İnsan; nezaketi, saygıyı, sevgiyi kaybedince, konuşarak anlaşamayınca veya insan ile konuşmasının zevki, lezzeti kalmayınca ister istemez insan dışı unsurlara döndü yönünü. Bu boşluğu da işte chatGBT gibi teknolojik unsurlar doldurmaya başladı.
Konunun değişik boyutları var, ama ben, chatGBT’nin güzel konuşmayı olumsuz etkilemesi üzerine durmak istiyorum. Güzel konuşma, duyguların kelimeler aracılığıyla seslendirilmesiyle ortaya çıkan bir üründür.
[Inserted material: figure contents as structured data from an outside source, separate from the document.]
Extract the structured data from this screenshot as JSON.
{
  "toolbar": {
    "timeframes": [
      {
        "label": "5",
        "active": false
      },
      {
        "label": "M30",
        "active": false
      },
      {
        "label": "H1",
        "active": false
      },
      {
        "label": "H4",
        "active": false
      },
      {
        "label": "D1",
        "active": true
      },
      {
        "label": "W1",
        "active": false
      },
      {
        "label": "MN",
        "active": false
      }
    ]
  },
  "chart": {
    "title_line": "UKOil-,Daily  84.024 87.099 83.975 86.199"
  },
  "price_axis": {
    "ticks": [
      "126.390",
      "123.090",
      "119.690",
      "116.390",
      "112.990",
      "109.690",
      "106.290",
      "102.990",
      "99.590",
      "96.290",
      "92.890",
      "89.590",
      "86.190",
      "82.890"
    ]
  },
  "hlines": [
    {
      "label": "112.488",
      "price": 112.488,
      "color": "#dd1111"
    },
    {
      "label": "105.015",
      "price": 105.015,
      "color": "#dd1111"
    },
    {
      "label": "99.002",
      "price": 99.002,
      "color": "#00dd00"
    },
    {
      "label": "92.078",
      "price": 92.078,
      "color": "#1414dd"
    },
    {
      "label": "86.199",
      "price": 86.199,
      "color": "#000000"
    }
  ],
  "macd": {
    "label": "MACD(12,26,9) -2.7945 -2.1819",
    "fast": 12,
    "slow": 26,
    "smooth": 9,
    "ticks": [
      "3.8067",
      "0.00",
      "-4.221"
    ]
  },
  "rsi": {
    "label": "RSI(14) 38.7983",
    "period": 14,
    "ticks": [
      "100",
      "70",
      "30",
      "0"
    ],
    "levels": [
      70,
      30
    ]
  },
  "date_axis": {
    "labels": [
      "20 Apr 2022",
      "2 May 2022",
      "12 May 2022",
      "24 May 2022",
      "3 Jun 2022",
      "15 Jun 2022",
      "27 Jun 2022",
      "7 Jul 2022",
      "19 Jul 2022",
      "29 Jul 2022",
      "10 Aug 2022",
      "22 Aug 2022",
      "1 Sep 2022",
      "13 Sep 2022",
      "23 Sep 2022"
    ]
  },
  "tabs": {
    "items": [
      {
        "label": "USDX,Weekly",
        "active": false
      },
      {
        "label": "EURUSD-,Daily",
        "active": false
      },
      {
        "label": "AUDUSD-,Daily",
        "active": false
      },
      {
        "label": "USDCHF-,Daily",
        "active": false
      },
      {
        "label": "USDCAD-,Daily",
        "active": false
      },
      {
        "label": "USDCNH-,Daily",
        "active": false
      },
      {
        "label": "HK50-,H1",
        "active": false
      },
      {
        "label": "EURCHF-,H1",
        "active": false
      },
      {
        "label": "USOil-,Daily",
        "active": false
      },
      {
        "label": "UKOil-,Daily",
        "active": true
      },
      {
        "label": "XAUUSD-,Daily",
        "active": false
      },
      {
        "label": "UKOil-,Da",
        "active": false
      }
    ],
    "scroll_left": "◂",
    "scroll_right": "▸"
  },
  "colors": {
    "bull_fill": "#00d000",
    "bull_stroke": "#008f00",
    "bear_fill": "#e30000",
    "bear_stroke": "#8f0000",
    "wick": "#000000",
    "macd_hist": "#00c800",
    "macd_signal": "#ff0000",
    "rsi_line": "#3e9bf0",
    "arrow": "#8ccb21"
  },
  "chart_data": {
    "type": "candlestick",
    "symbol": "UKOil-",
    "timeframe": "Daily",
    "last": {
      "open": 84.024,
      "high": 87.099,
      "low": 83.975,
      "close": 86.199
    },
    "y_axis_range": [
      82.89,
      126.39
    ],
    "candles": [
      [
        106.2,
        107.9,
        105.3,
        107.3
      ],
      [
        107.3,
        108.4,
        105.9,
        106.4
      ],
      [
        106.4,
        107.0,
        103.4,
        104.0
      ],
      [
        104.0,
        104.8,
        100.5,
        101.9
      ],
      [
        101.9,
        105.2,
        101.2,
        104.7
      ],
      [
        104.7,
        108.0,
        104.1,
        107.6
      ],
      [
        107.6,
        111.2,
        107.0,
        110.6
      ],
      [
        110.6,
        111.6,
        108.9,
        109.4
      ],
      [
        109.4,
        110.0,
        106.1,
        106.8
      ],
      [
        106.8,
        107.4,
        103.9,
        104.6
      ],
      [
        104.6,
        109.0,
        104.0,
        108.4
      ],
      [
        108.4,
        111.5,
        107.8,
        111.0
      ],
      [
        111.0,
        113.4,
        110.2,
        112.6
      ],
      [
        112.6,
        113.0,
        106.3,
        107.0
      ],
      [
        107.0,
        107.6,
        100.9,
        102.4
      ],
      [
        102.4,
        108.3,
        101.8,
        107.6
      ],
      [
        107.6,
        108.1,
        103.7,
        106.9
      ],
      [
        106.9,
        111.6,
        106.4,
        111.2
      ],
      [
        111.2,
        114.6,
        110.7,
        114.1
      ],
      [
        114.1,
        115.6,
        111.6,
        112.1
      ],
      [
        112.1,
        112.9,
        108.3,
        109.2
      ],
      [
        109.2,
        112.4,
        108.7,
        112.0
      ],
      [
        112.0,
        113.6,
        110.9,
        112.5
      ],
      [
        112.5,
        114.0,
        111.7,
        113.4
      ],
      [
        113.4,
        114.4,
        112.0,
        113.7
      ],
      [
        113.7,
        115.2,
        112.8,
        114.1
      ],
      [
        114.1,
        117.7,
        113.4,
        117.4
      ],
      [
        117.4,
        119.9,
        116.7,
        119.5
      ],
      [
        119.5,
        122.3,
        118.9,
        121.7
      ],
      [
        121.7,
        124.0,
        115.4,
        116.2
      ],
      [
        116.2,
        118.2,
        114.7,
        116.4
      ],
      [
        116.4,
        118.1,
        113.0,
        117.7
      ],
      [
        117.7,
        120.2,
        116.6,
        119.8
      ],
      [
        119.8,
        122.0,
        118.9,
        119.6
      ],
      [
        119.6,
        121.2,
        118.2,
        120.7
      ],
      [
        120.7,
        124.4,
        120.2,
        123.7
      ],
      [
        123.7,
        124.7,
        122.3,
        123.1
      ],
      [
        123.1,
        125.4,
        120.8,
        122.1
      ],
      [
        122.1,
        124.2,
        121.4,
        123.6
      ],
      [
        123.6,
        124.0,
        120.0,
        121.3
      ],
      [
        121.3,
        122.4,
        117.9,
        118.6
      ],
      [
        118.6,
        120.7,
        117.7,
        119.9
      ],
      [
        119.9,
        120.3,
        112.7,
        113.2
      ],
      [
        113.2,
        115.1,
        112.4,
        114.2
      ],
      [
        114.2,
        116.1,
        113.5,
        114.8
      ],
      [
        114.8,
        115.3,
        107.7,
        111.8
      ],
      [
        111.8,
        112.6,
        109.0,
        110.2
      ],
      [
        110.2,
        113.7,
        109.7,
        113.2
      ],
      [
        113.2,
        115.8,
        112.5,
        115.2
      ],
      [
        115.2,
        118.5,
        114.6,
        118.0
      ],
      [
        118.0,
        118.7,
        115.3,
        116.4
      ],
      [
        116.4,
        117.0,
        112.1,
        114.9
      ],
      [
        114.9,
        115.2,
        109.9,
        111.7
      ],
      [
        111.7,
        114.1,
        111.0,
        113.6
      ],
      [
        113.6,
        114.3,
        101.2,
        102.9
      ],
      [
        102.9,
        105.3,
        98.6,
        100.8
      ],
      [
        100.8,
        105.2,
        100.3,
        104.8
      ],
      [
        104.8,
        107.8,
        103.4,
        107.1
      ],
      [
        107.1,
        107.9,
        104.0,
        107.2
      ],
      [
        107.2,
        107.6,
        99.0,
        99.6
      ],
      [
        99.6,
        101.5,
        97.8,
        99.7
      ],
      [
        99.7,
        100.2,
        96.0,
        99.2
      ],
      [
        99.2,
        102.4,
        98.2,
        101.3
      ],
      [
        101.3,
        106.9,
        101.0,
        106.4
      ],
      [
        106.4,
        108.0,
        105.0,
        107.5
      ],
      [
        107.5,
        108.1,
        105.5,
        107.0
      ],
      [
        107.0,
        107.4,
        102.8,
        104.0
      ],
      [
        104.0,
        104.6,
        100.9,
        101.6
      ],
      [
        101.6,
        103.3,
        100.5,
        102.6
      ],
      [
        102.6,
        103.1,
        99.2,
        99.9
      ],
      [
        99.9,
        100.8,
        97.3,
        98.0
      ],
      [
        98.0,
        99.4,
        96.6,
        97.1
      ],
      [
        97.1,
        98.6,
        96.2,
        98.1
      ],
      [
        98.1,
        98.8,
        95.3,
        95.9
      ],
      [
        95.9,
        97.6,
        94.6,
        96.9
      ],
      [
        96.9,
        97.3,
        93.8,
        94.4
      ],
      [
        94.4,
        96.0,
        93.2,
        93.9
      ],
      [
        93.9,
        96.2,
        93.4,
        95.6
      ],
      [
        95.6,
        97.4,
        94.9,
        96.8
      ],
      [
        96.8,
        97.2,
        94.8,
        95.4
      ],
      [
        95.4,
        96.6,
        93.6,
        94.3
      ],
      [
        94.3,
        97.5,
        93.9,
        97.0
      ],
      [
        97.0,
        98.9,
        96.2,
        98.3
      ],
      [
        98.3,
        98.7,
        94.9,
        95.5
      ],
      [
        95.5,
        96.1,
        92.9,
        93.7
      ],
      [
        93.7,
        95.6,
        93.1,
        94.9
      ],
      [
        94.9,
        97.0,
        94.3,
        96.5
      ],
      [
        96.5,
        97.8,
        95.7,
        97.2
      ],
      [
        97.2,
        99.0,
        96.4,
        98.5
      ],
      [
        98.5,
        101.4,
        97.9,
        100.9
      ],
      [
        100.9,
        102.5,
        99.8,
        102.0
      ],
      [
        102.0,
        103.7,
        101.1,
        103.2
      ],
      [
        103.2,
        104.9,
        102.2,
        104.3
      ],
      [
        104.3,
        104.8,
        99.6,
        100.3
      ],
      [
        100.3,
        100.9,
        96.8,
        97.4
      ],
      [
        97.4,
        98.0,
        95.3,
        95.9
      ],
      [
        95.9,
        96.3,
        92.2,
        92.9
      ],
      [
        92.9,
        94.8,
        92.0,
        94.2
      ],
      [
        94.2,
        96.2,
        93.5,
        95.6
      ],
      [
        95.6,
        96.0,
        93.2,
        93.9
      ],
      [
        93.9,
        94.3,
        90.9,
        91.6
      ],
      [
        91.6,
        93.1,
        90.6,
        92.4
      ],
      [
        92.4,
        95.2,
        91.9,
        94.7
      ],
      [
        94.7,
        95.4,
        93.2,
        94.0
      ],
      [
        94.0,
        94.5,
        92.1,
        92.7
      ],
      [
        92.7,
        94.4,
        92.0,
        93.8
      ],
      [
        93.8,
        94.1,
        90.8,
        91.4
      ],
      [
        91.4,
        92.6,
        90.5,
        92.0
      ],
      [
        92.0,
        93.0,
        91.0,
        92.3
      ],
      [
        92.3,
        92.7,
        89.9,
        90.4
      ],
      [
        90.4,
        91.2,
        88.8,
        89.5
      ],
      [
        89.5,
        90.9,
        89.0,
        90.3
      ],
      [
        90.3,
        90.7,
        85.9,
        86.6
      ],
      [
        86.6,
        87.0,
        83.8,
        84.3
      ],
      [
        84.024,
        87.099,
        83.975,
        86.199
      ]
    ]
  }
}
Kelimeleri taşıdıkları mânâlar etrafında seslendirmek kelimelere bir anlam kazandırıyor. En önemli özelliği de kelimeler seslendirilirken bir duygu elbisesi içinde hayat bulur. Hiçbir teknolojik unsurun ulaşamayacağı bir durum insandaki baskın esma ile kelimeleri seslendirmesi ve güzel niyet ve duygularla kelimelere hayat vermesidir. Bu ancak insana mahsus bir özelliktir.
Dikkatlere sunmak istediğim tehlike şu, teknolojiyi amacı dışında kullanırsanız fayda beklerken zarar bulursunuz. Bilhassa gençler için gözüken tehlikelerden biri, chatGBT’yi bir kanka gibi görüp, onunla laubali konuşmaktır. Bir müddet sonra chatGBT sizin istediğiniz bilgileri, istediğiniz konuşma diliyle paylaşmaya başlar. Sürekli argo dinleye dinleye sizin de konuşmanız bozulur. Dil, kulaktan beslenir. Çokça duyulan kelimeler bir müddet sonra sizin olmaya, kelime dünyamıza yerleşmeye başlar.
Genç, üniversite okumak gayesiyle gittiği şehirden tatil vesilesiyle döndüğünde, ondan beklediğim üniversiteli genç profilini (özellikle dil kullanımı açısından) bulamayınca, kendisiyle biraz konuştuğumuzda problemin kaynağı anlaşıldı. Gencimiz, “Hocam, chatGBT kankam gibi oldu, kafama takılan her konuyu ona soruyorum. Benimle sanki yıllardır tanışıyoruz gibi samimi konuşuyor. Böylece insanlarla konuşmaya da çok ihtiyaç duymuyorum” diyor. İşte tehlike noktaları tam da burası; insanlarla konuşmaya ihtiyaç duymamak ve mahallî dil ile veya argo konuşmak.
İnsanlarla konuşmanın kesilmesi, insanî özelliğin kaybolması anlamına gelir. Konuşmaya konuşmaya da kelimeler size yabancılaşır. Yakınlığını kaybettiğiniz kelimenin enerjisini de alamazsınız. Kelimeleri seslendirmezseniz, o kelimelerin çıkışını sağlayan kaslar tembelleşir ve kelimeler size küser, bir yabancılaşma yaşanır ve konuşmaktan uzaklaşırsınız. Bu ciddi bir tehlikedir. Konuşma, güzel konuşma insanın insan yapan önemli bir özelliktir.